On May 25, 2018, Aultman Hospital submitted a HIPAA Email Breach to the U.S. Department of Health and Human Services (HHS). Based in Canton, Ohio, Aultman Hospital’s email breach affected 42,625 individuals’ protected health information. Aultman Hospital is classified as a Healthcare Provider.
According to Aultman Hospital’s statement: Vice president of compliance and audit for Aultman Health Foundation, Tim Regula, says the breach happened after they noticed an increase in phishing emails to hospital accounts earlier in the year. Regula says in this case the emails asked employees to open an electronic document they were told needed their signature. "Unfortunately, a few of our employees fell victim to that and clicked on them and maybe entered some information; we are not sure what, but that's our best suspicion is that's what started it," said Regula. Regula said although a small number of accounts, as few as eleven, were compromised, the breach gave the sender access to other emails that may have contained sensitive information. "There was patient information; there was social security numbers, driver's license, medical record numbers. Some of them had chief complaint or a doctor's name and so, like I said, it was bits and pieces of all of those or just maybe one of them," said Regula. The hospital says the access was limited to a specific email account and did not compromise electronic medical records or other sensitive data. “We take patient privacy very seriously, so we deeply regret that this occurred,” said Regula in the release. According to the release, the amount of data that could have been accessed varied for each patient. Aultman said there is no indication that any of the information in the email accounts has been inappropriately used by anyone. “We understand that a threat to one’s personal data can be upsetting, and we apologize for this breach,” Regula said. “We are making it a top priority for our organization and are assigning resources and staff to this issue to help those patients affected by this incident. We want to make sure they do everything they can to protect their personal information. If you have any questions about this incident, please call our dedicated assistance hotline.” Aultman, meanwhile, said it has taken steps aimed at preventing any future incident. That includes taking steps to change how patient information is stored and protected, and enhancing security procedures related to use of email. Specific changes include resetting account passwords and making them longer and more complex; adding security features to email accounts and strengthening security monitoring; and continuing training to help staff avoid the methods unauthorized individuals use to gain access to the emails.
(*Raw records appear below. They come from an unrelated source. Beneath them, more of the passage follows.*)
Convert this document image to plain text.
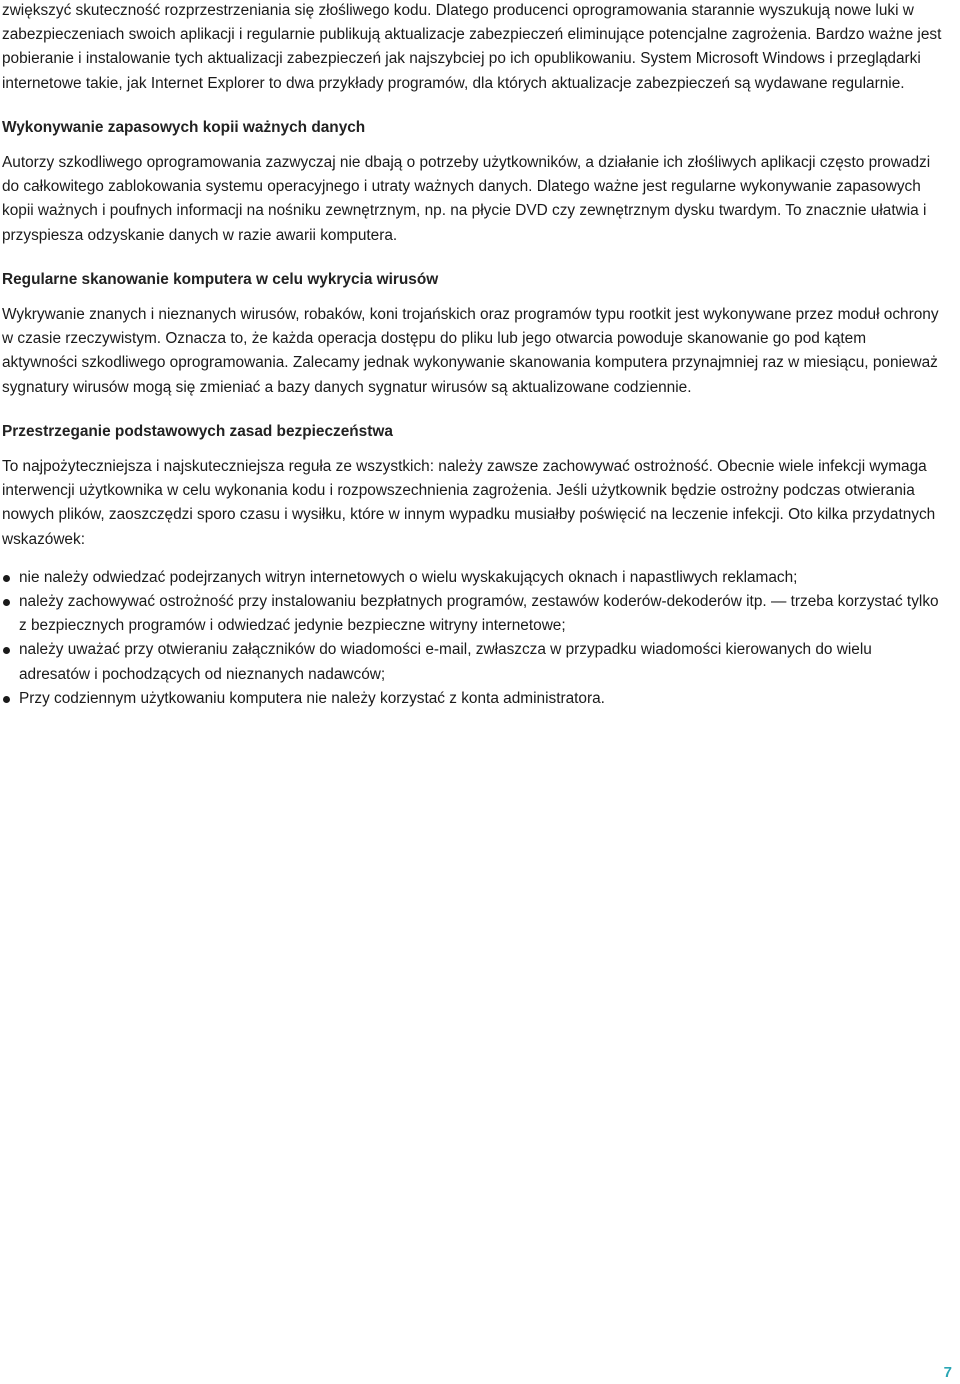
zwiększyć skuteczność rozprzestrzeniania się złośliwego kodu. Dlatego producenci oprogramowania starannie wyszukują nowe luki w zabezpieczeniach swoich aplikacji i regularnie publikują aktualizacje zabezpieczeń eliminujące potencjalne zagrożenia. Bardzo ważne jest pobieranie i instalowanie tych aktualizacji zabezpieczeń jak najszybciej po ich opublikowaniu. System Microsoft Windows i przeglądarki internetowe takie, jak Internet Explorer to dwa przykłady programów, dla których aktualizacje zabezpieczeń są wydawane regularnie.

Wykonywanie zapasowych kopii ważnych danych

Autorzy szkodliwego oprogramowania zazwyczaj nie dbają o potrzeby użytkowników, a działanie ich złośliwych aplikacji często prowadzi do całkowitego zablokowania systemu operacyjnego i utraty ważnych danych. Dlatego ważne jest regularne wykonywanie zapasowych kopii ważnych i poufnych informacji na nośniku zewnętrznym, np. na płycie DVD czy zewnętrznym dysku twardym. To znacznie ułatwia i przyspiesza odzyskanie danych w razie awarii komputera.

Regularne skanowanie komputera w celu wykrycia wirusów

Wykrywanie znanych i nieznanych wirusów, robaków, koni trojańskich oraz programów typu rootkit jest wykonywane przez moduł ochrony w czasie rzeczywistym. Oznacza to, że każda operacja dostępu do pliku lub jego otwarcia powoduje skanowanie go pod kątem aktywności szkodliwego oprogramowania. Zalecamy jednak wykonywanie skanowania komputera przynajmniej raz w miesiącu, ponieważ sygnatury wirusów mogą się zmieniać a bazy danych sygnatur wirusów są aktualizowane codziennie.

Przestrzeganie podstawowych zasad bezpieczeństwa

To najpożyteczniejsza i najskuteczniejsza reguła ze wszystkich: należy zawsze zachowywać ostrożność. Obecnie wiele infekcji wymaga interwencji użytkownika w celu wykonania kodu i rozpowszechnienia zagrożenia. Jeśli użytkownik będzie ostrożny podczas otwierania nowych plików, zaoszczędzi sporo czasu i wysiłku, które w innym wypadku musiałby poświęcić na leczenie infekcji. Oto kilka przydatnych wskazówek:

nie należy odwiedzać podejrzanych witryn internetowych o wielu wyskakujących oknach i napastliwych reklamach;
należy zachowywać ostrożność przy instalowaniu bezpłatnych programów, zestawów koderów-dekoderów itp. — trzeba korzystać tylko z bezpiecznych programów i odwiedzać jedynie bezpieczne witryny internetowe;
należy uważać przy otwieraniu załączników do wiadomości e-mail, zwłaszcza w przypadku wiadomości kierowanych do wielu adresatów i pochodzących od nieznanych nadawców;
Przy codziennym użytkowaniu komputera nie należy korzystać z konta administratora.
7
The HHS Wall of Shame is a website under the jurisdiction of HHS that lists all HIPAA breaches reported within the last 24 months. The Wall of Shame displays breaches that are currently under investigation by the Office for Civil Rights. As part of section 13402(e)(4) of the HITECH Act, the HHS Secretary must post a list of breaches of unsecured protected health information affecting 500 or more individuals.
The Paubox HIPAA Breach Report analyzes breaches that affected 500 or more individuals as reported in the HHS Wall of Shame.